Effects of Eutrophication on Environment


All living things need specific nutrients for survival. Normally nature does the perfect job of providing the right amount of nutrients. However, too many or too few of nutrients can also cause problems and this can be seen mainly in the aquatic ecosystem as they are so dynamic in nature. Serious problems arise due to oligotrophic, that is, when there is a lack of nutrients available for the organisms.

Similarly, problems also arise at the time of eutrophication which occurs when the aquatic system has an abundance of nutrients. Eutrophication is a condition where high nutrient concentration stimulates excess algae. A negative effect prevails when lakes, rivers and other aquatic systems become eutrophic.


Here are Some Effects of Eutrophication on Environment

Increased Biomass of Phytoplankton

Phytoplankton or microalgae contains chlorophyll and required sunlight for growth. This process is called photosynthesizing microscopic organisms. Phytoplankton is buoyant in nature and they float in the upper part of the ocean where sunlight penetrates into the water. They require inorganic nutrients to convert into proteins, carbohydrates and fats. Excess nutrients present in the water results in phytoplankton forming algae. These algal blooms occur in freshwater as well as marine environments.

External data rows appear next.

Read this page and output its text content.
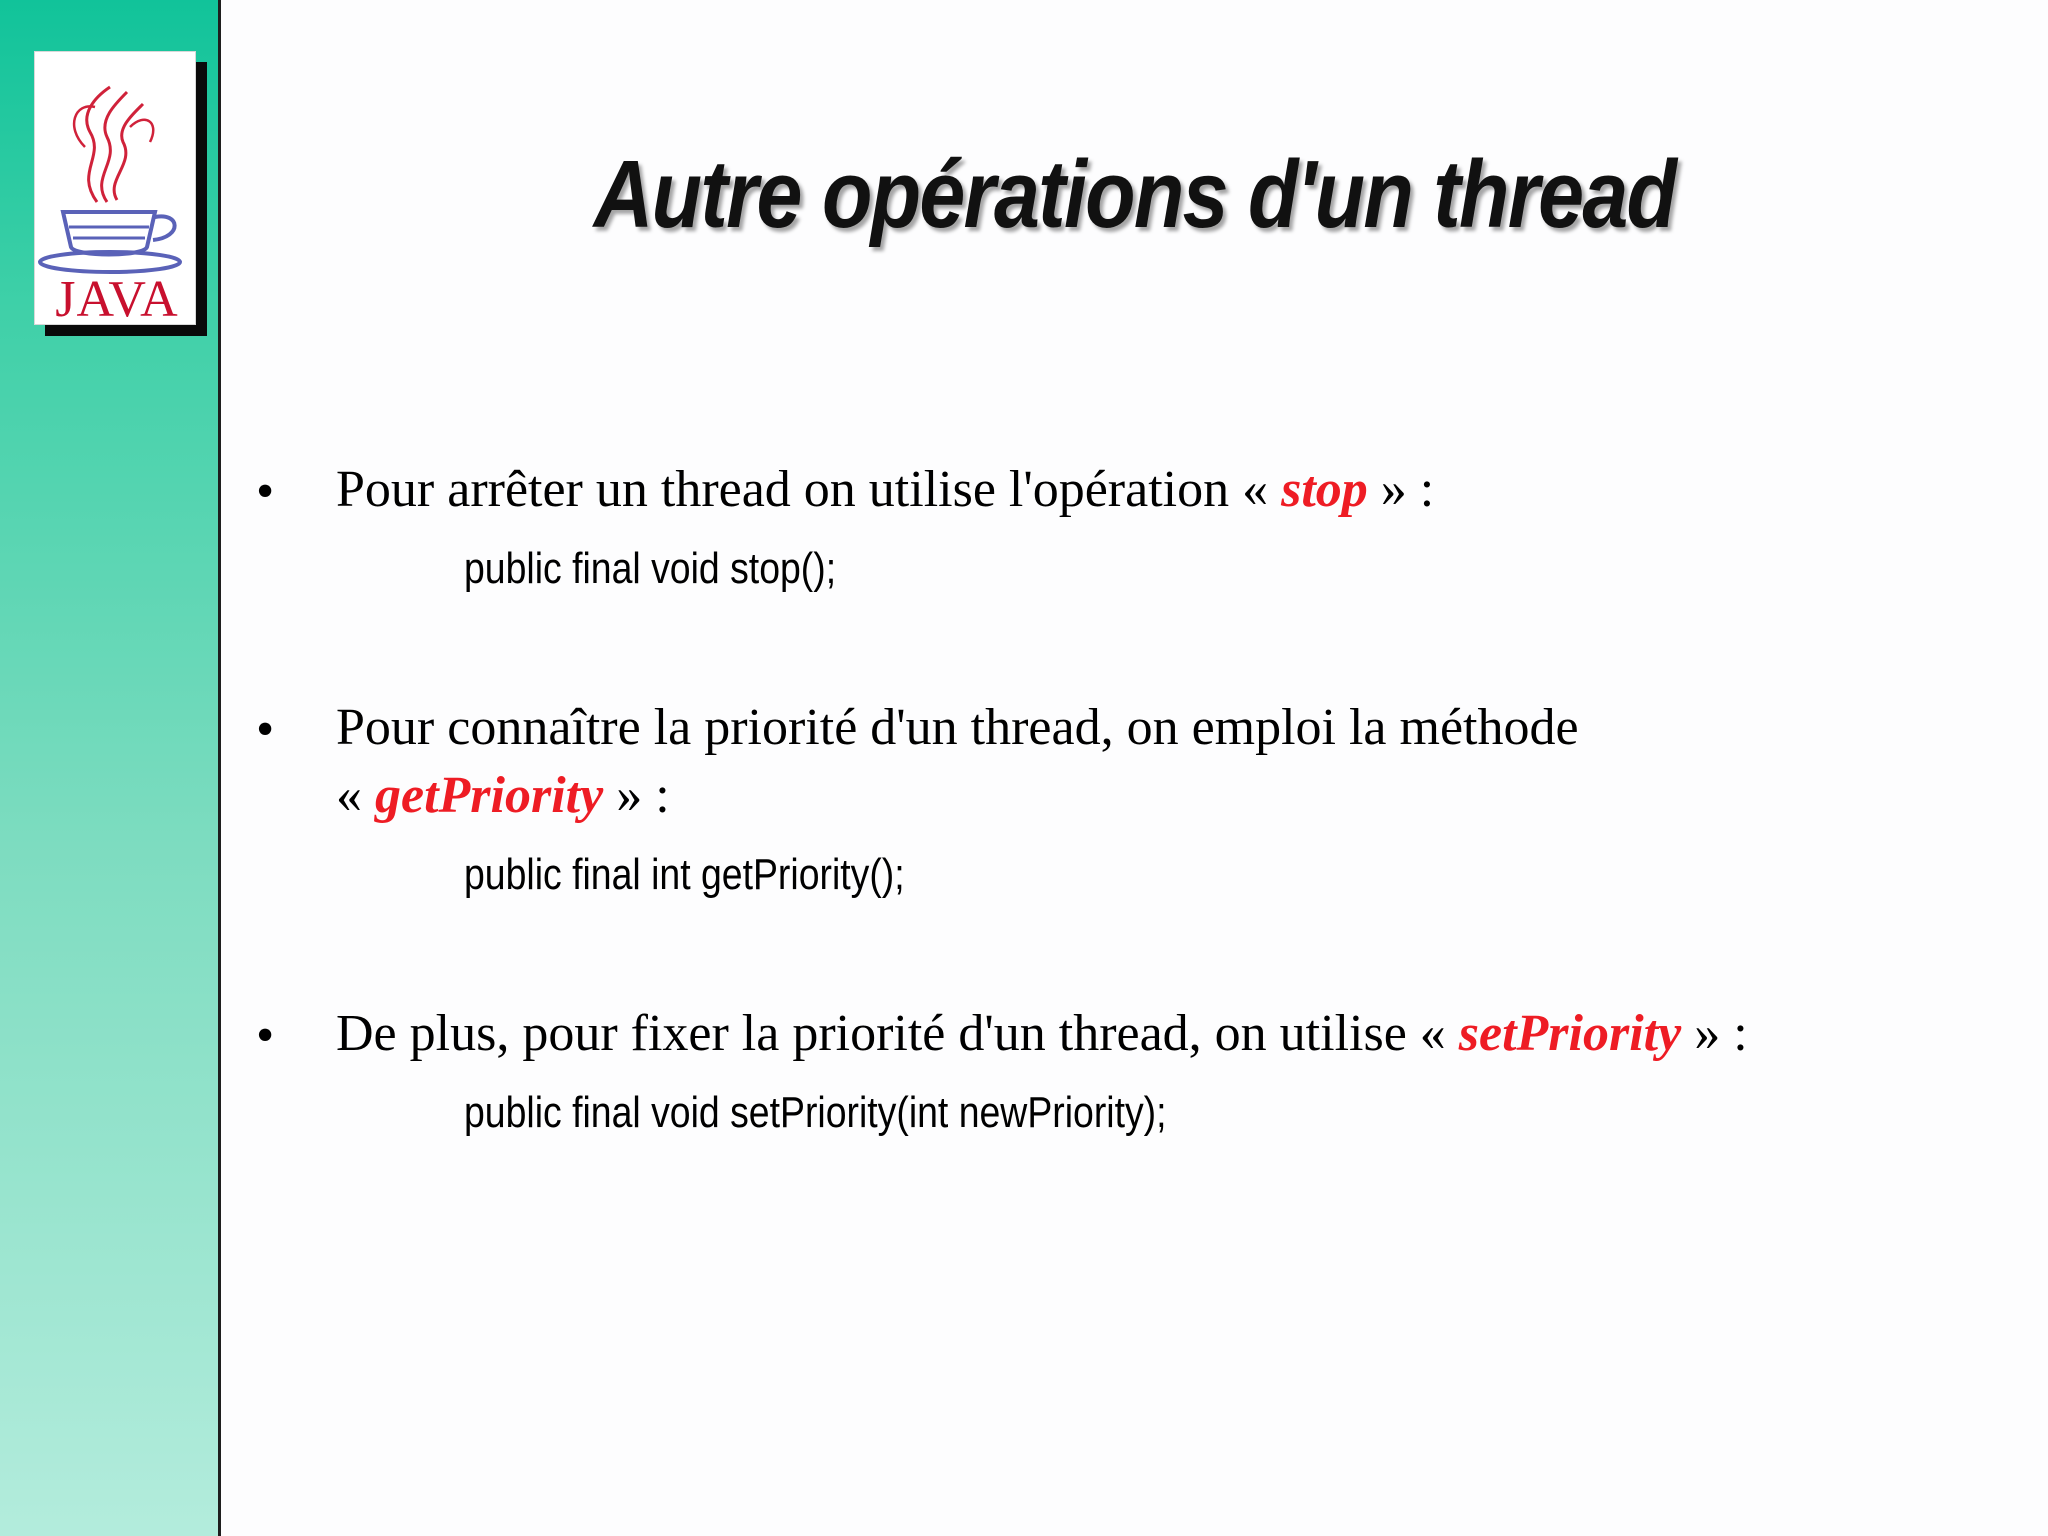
JAVA
Autre opérations d'un thread
• Pour arrêter un thread on utilise l'opération « stop » :
public final void stop();
• Pour connaître la priorité d'un thread, on emploi la méthode
« getPriority » :
public final int getPriority();
• De plus, pour fixer la priorité d'un thread, on utilise « setPriority » :
public final void setPriority(int newPriority);
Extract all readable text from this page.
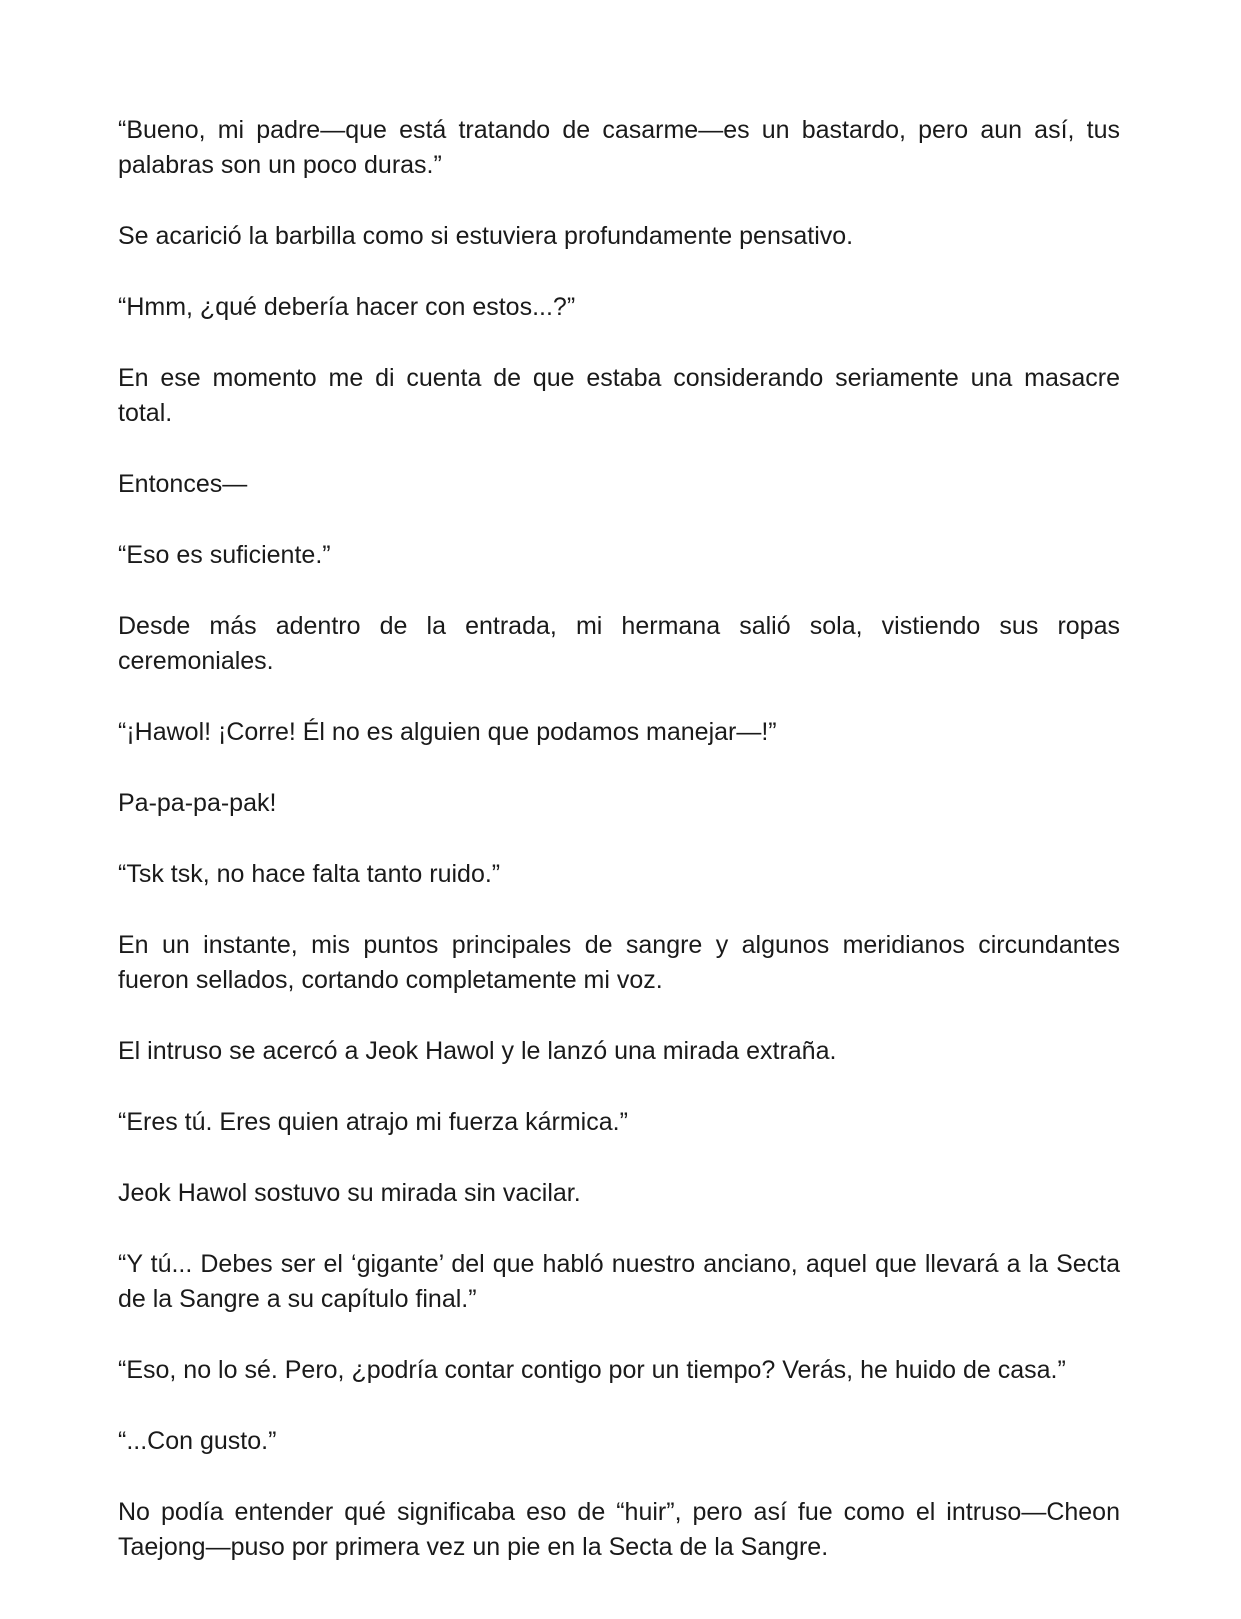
“Bueno, mi padre—que está tratando de casarme—es un bastardo, pero aun así, tus palabras son un poco duras.”

Se acarició la barbilla como si estuviera profundamente pensativo.

“Hmm, ¿qué debería hacer con estos...?”

En ese momento me di cuenta de que estaba considerando seriamente una masacre total.

Entonces—

“Eso es suficiente.”

Desde más adentro de la entrada, mi hermana salió sola, vistiendo sus ropas ceremoniales.

“¡Hawol! ¡Corre! Él no es alguien que podamos manejar—!”

Pa-pa-pa-pak!

“Tsk tsk, no hace falta tanto ruido.”

En un instante, mis puntos principales de sangre y algunos meridianos circundantes fueron sellados, cortando completamente mi voz.

El intruso se acercó a Jeok Hawol y le lanzó una mirada extraña.

“Eres tú. Eres quien atrajo mi fuerza kármica.”

Jeok Hawol sostuvo su mirada sin vacilar.

“Y tú... Debes ser el ‘gigante’ del que habló nuestro anciano, aquel que llevará a la Secta de la Sangre a su capítulo final.”

“Eso, no lo sé. Pero, ¿podría contar contigo por un tiempo? Verás, he huido de casa.”

“...Con gusto.”

No podía entender qué significaba eso de “huir”, pero así fue como el intruso—Cheon Taejong—puso por primera vez un pie en la Secta de la Sangre.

Toxic Harmful Algal Blooms

The toxic algal blooms causes harm through the production of toxins or by their accumulated biomass which alter food web dynamics and affect co-occurring organisms. The impact includes human illness, mortality of fish, birds and mammals, economic losses to coastal communities and commercial fisheries.

Increased of Gelatinous Zooplankton

Zooplankton is known as heterotrophic plankton. They have locomotion and are primarily transported by ambient water currents. They play a vital role in aquatic food webs especially for higher tropic levels including fish. Zooplankton can be divided into two important groups such as crustacean and gelatinous. In many areas of the world where the natural species are affected by pollution, over-fishing and climate change these gelatinous zooplankton organisms becoming the dominant species.

Increased Turbidity

Due to the growth of phytoplankton in lakes and rivers turbidity increases and reduces penetration of light into the water. This inhibit the growth of submerged aquatic plants that affect the species.

Biodiversity Decreases Species

Eutrophication changes the availability of light and certain nutrients to an ecosystem. It causes shuffling in the species composition to boost new competitive species to invade and out-compete the original inhabitants. Macro algae and their massive biomass are such examples that inhibit the growth of other aquatic plants.

Increased Biomass of Macro Algae

Macro algae also known as marine seaweeds. These are mainly found in algal blooms which are recognized by large blades of algae that may wash up into the shoreline. When the seaweeds are alive they are very harmless but when it is decomposed by anaerobic bacteria then toxic gases like hydrogen sulfide are released.

Eutrophication is a natural process that occurs in water bodies. Agricultural runoff sewage discharge and urban runoffs are some of the sources that help to increase the flow of nutrients into aquatic systems.